After mid-July, new singing insects make their presence known just in time to fill the silence left by the birds as they end their breeding season. Northeast Illinois’ three common species of ground crickets all have reached full tune in recent days. These are small, brown, and similar looking if you happen to see one.

Allard's 1b

The photo shows a typical ground cricket, probably Allard’s ground cricket. I photographed this one as it crossed a trail, but usually they are concealed in the grasses on the ground. Allard’s ground cricket occasionally turns up in lawns and even parking lot islands, but prefers areas with taller grasses. I hear them mainly along the edges of recreational trails in prairies and meadows. Their songs are high-pitched notes, rapidly produced at what sounds to my ear like 4-6 per second though sonagrams indicate twice that rate.

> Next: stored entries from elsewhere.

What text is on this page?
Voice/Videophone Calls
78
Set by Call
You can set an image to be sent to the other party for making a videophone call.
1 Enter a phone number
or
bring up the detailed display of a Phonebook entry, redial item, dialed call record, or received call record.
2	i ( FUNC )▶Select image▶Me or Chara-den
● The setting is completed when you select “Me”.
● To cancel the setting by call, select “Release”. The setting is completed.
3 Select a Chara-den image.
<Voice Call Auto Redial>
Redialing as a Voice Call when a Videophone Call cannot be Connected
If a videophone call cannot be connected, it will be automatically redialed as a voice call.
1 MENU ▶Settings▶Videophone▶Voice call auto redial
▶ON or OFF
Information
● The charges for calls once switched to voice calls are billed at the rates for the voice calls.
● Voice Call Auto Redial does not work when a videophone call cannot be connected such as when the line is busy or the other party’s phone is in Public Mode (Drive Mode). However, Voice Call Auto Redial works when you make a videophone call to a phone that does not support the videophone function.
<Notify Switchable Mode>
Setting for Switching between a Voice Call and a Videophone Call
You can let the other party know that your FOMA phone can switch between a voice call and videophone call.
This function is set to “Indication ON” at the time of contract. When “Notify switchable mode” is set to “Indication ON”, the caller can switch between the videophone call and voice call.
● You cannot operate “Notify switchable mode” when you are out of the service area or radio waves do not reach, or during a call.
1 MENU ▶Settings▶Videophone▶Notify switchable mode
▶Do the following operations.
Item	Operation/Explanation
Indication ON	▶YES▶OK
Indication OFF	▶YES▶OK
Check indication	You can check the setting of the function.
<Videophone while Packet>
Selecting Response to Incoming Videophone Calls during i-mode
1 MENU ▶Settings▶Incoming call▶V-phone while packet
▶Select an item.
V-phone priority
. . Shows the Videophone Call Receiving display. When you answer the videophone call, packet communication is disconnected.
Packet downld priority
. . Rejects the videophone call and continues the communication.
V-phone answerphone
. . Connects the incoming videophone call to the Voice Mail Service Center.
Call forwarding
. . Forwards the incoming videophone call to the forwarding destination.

I don’t call them trills because the notes don’t sound like they run together.

The common species of mowed lawns, though occurring in all sorts of grasslands, is the striped ground cricket.

Striped ground cricket 3b

This individual was flushed out by floodwaters. If you look closely you may see the stripes on the top of its head which distinguish it. The song consists of separate chirps, somewhat low pitched and unmusical (dissonant), between 2 and 3 per second. I would describe them as grating on the ear.

The third common species is the Carolina ground cricket. It would look similar to the others (microscopic features are used to distinguish specimens). Its song is very different, however, consisting of a continuous, irregularly pulsed trill that varies, with periods when more than one note comes into the song, making it dissonant. I have found it in a broad range of habitats, from wet grasslands to forest areas. It is not really a lawn species, but it often turns up around bushes and flower plantings in yards.

There are other ground crickets in our area, which I won’t detail here. Confused ground crickets occur in forests; there is a population at Fullersburg Woods Forest Preserve, for instance. Gray ground crickets occur in sandy habitats such as Lake Michigan dune areas. According to the literature there should be others in northeast Illinois, but I have not found them yet.

Though small, these crickets can be surprisingly loud. They accomplish this by finding spaces in the vegetation which act like stereo speaker cabinets, amplifying the sounds so we can hear them readily.

To hear these species’ songs, go to the Songs of Insects or Singing Insects of North America websites, via the links in the left margin of this blog. All of them sing all day, and all can be heard into November.